Dans « La haine de l’Occident », essai publié en 2008, Jean Ziegler, ancien député socialiste de Genève et rapporteur spécial des Nations Unies pour le Droit à l’alimentation, confondait les termes « Occident, Nord, Blancs » pour cibler et justifier la « méfiance viscérale » des pays de l’hémisphère sud face à leur arrogance et à leur aveuglement, et « l’exigence de réparations » de leurs « crimes historiques ». Soixante ans après les indépendances, cette rhétorique persistante et dépassée entre Nord et Sud exonère toute responsabilité des dirigeants et des peuples africains dans leur sous-développement chronique. On retiendra et soutiendra plutôt cet appel final et salutaire de Jean Ziegler : « C’est dans leurs cultures autochtones, leurs identités collectives, leurs traditions ancestrales, que les peuples du Sud puiseront le courage d’être libres. »

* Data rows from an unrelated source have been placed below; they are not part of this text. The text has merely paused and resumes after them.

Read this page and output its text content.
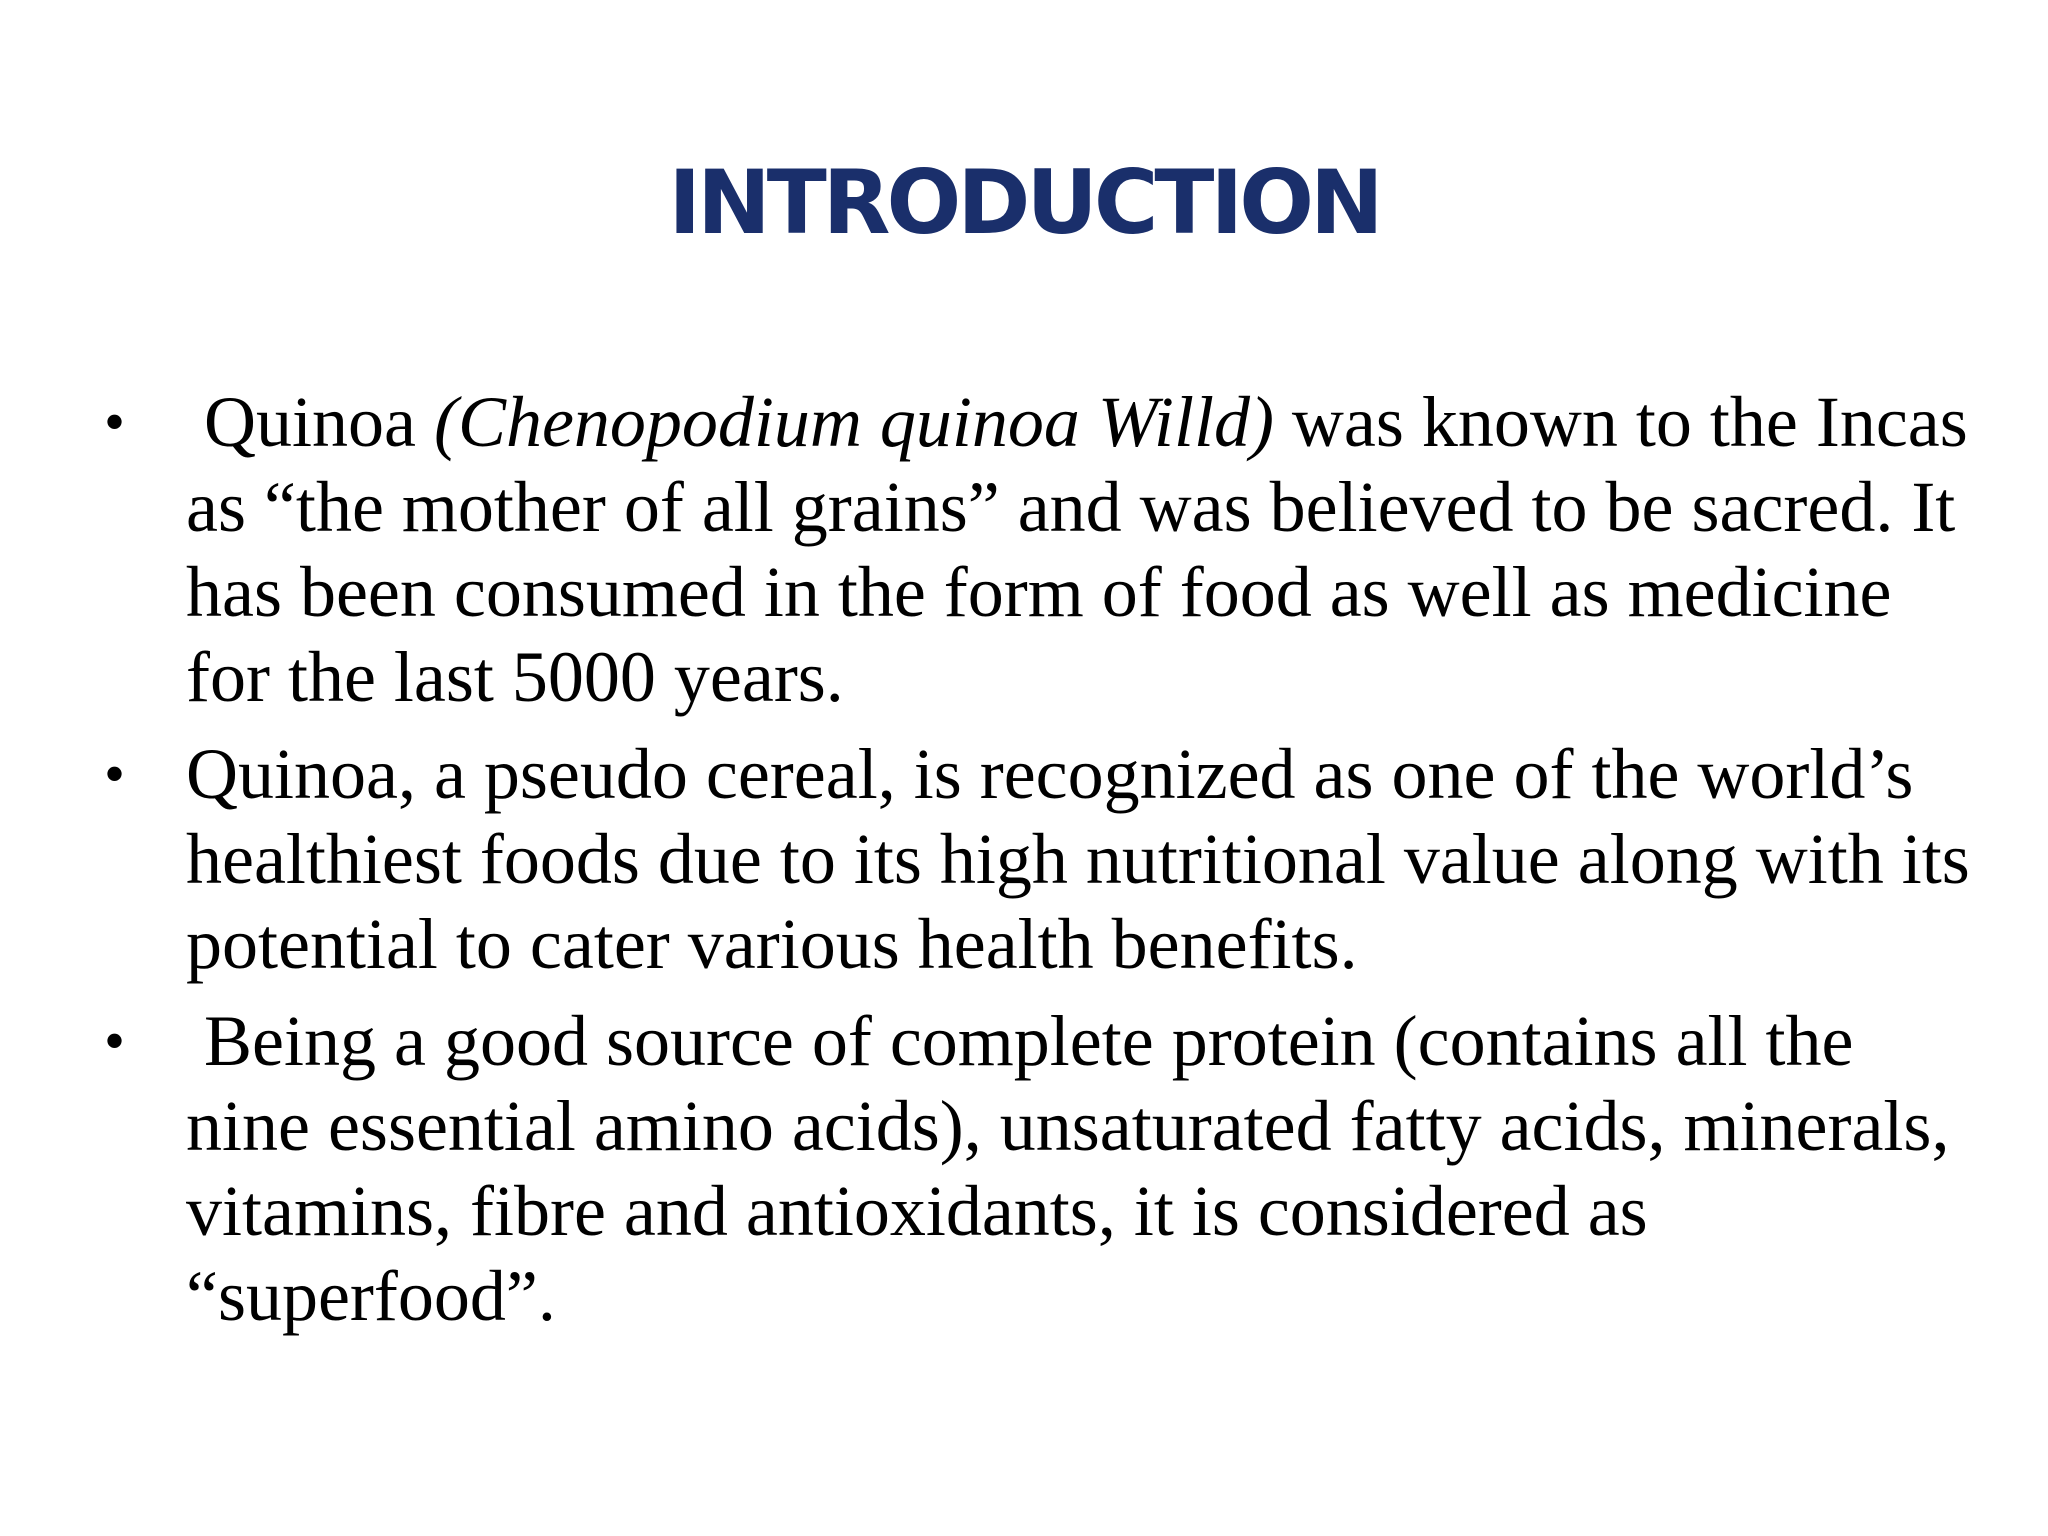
INTRODUCTION
• Quinoa (Chenopodium quinoa Willd) was known to the Incas as “the mother of all grains” and was believed to be sacred. It has been consumed in the form of food as well as medicine for the last 5000 years.
• Quinoa, a pseudo cereal, is recognized as one of the world’s healthiest foods due to its high nutritional value along with its potential to cater various health benefits.
• Being a good source of complete protein (contains all the nine essential amino acids), unsaturated fatty acids, minerals, vitamins, fibre and antioxidants, it is considered as “superfood”.
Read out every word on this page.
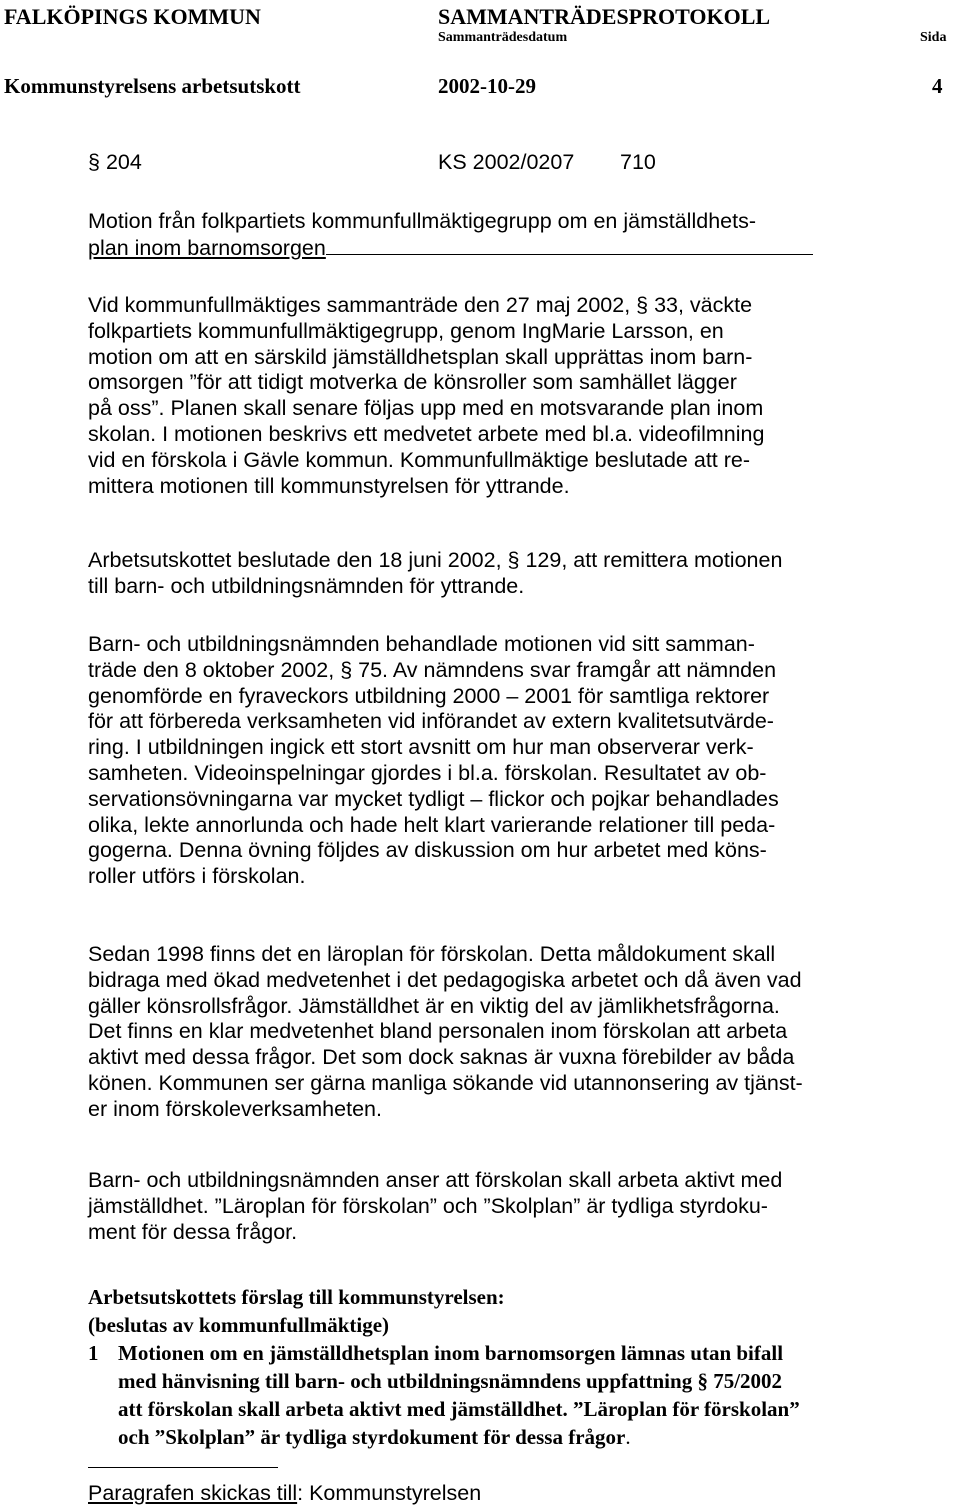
FALKÖPINGS KOMMUN	SAMMANTRÄDESPROTOKOLL
Sammanträdesdatum	Sida
Kommunstyrelsens arbetsutskott	2002-10-29	4
§ 204	KS 2002/0207 710
Motion från folkpartiets kommunfullmäktigegrupp om en jämställdhets-
plan inom barnomsorgen
Vid kommunfullmäktiges sammanträde den 27 maj 2002, § 33, väckte
folkpartiets kommunfullmäktigegrupp, genom IngMarie Larsson, en
motion om att en särskild jämställdhetsplan skall upprättas inom barn-
omsorgen ”för att tidigt motverka de könsroller som samhället lägger
på oss”. Planen skall senare följas upp med en motsvarande plan inom
skolan. I motionen beskrivs ett medvetet arbete med bl.a. videofilmning
vid en förskola i Gävle kommun. Kommunfullmäktige beslutade att re-
mittera motionen till kommunstyrelsen för yttrande.
Arbetsutskottet beslutade den 18 juni 2002, § 129, att remittera motionen
till barn- och utbildningsnämnden för yttrande.
Barn- och utbildningsnämnden behandlade motionen vid sitt samman-
träde den 8 oktober 2002, § 75. Av nämndens svar framgår att nämnden
genomförde en fyraveckors utbildning 2000 – 2001 för samtliga rektorer
för att förbereda verksamheten vid införandet av extern kvalitetsutvärde-
ring. I utbildningen ingick ett stort avsnitt om hur man observerar verk-
samheten. Videoinspelningar gjordes i bl.a. förskolan. Resultatet av ob-
servationsövningarna var mycket tydligt – flickor och pojkar behandlades
olika, lekte annorlunda och hade helt klart varierande relationer till peda-
gogerna. Denna övning följdes av diskussion om hur arbetet med köns-
roller utförs i förskolan.
Sedan 1998 finns det en läroplan för förskolan. Detta måldokument skall
bidraga med ökad medvetenhet i det pedagogiska arbetet och då även vad
gäller könsrollsfrågor. Jämställdhet är en viktig del av jämlikhetsfrågorna.
Det finns en klar medvetenhet bland personalen inom förskolan att arbeta
aktivt med dessa frågor. Det som dock saknas är vuxna förebilder av båda
könen. Kommunen ser gärna manliga sökande vid utannonsering av tjänst-
er inom förskoleverksamheten.
Barn- och utbildningsnämnden anser att förskolan skall arbeta aktivt med
jämställdhet. ”Läroplan för förskolan” och ”Skolplan” är tydliga styrdoku-
ment för dessa frågor.
Arbetsutskottets förslag till kommunstyrelsen:
(beslutas av kommunfullmäktige)
1 Motionen om en jämställdhetsplan inom barnomsorgen lämnas utan bifall
med hänvisning till barn- och utbildningsnämndens uppfattning § 75/2002
att förskolan skall arbeta aktivt med jämställdhet. ”Läroplan för förskolan”
och ”Skolplan” är tydliga styrdokument för dessa frågor.
Paragrafen skickas till: Kommunstyrelsen
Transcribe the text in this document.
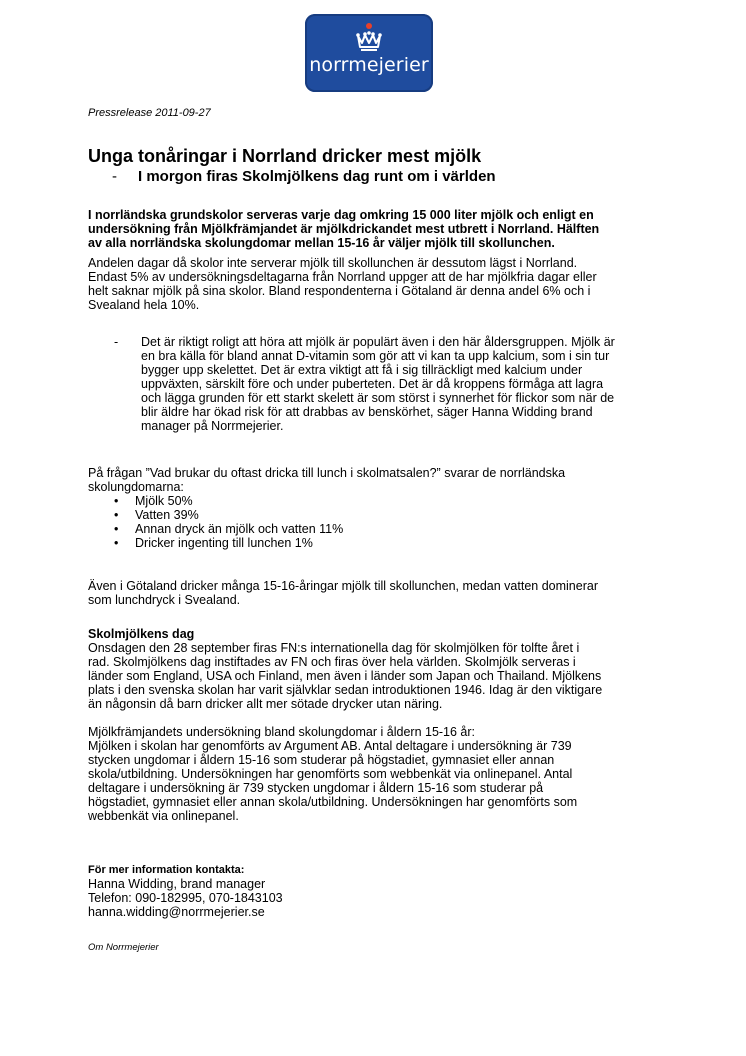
norrmejerier
Pressrelease 2011-09-27
Unga tonåringar i Norrland dricker mest mjölk
- I morgon firas Skolmjölkens dag runt om i världen
I norrländska grundskolor serveras varje dag omkring 15 000 liter mjölk och enligt en
undersökning från Mjölkfrämjandet är mjölkdrickandet mest utbrett i Norrland. Hälften
av alla norrländska skolungdomar mellan 15-16 år väljer mjölk till skollunchen.
Andelen dagar då skolor inte serverar mjölk till skollunchen är dessutom lägst i Norrland.
Endast 5% av undersökningsdeltagarna från Norrland uppger att de har mjölkfria dagar eller
helt saknar mjölk på sina skolor. Bland respondenterna i Götaland är denna andel 6% och i
Svealand hela 10%.
- Det är riktigt roligt att höra att mjölk är populärt även i den här åldersgruppen. Mjölk är
en bra källa för bland annat D-vitamin som gör att vi kan ta upp kalcium, som i sin tur
bygger upp skelettet. Det är extra viktigt att få i sig tillräckligt med kalcium under
uppväxten, särskilt före och under puberteten. Det är då kroppens förmåga att lagra
och lägga grunden för ett starkt skelett är som störst i synnerhet för flickor som när de
blir äldre har ökad risk för att drabbas av benskörhet, säger Hanna Widding brand
manager på Norrmejerier.
På frågan ”Vad brukar du oftast dricka till lunch i skolmatsalen?” svarar de norrländska
skolungdomarna:
• Mjölk 50%
• Vatten 39%
• Annan dryck än mjölk och vatten 11%
• Dricker ingenting till lunchen 1%
Även i Götaland dricker många 15-16-åringar mjölk till skollunchen, medan vatten dominerar
som lunchdryck i Svealand.
Skolmjölkens dag
Onsdagen den 28 september firas FN:s internationella dag för skolmjölken för tolfte året i
rad. Skolmjölkens dag instiftades av FN och firas över hela världen. Skolmjölk serveras i
länder som England, USA och Finland, men även i länder som Japan och Thailand. Mjölkens
plats i den svenska skolan har varit självklar sedan introduktionen 1946. Idag är den viktigare
än någonsin då barn dricker allt mer sötade drycker utan näring.
Mjölkfrämjandets undersökning bland skolungdomar i åldern 15-16 år:
Mjölken i skolan har genomförts av Argument AB. Antal deltagare i undersökning är 739
stycken ungdomar i åldern 15-16 som studerar på högstadiet, gymnasiet eller annan
skola/utbildning. Undersökningen har genomförts som webbenkät via onlinepanel. Antal
deltagare i undersökning är 739 stycken ungdomar i åldern 15-16 som studerar på
högstadiet, gymnasiet eller annan skola/utbildning. Undersökningen har genomförts som
webbenkät via onlinepanel.
För mer information kontakta:
Hanna Widding, brand manager
Telefon: 090-182995, 070-1843103
hanna.widding@norrmejerier.se
Om Norrmejerier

En attendant, on espère voir avant tout du sport de qualité dans la finale prochaine d’une Coupe du Monde décidément très politisée.
Jean-Michel Lavoizard
(1) https://www.lesechos.fr/2010/07/comment-le-maroc-veut-seduire-ses-freres-africains-1086721
(2) Le Maroc (Empire chérifien) a été le premier au niveau international à reconnaître l’indépendance des États-Unis le 20 décembre 1777, ce qui s’est traduit des années plus tard, en 1787, par un traité d’amitié, toujours en vigueur aujourd’hui.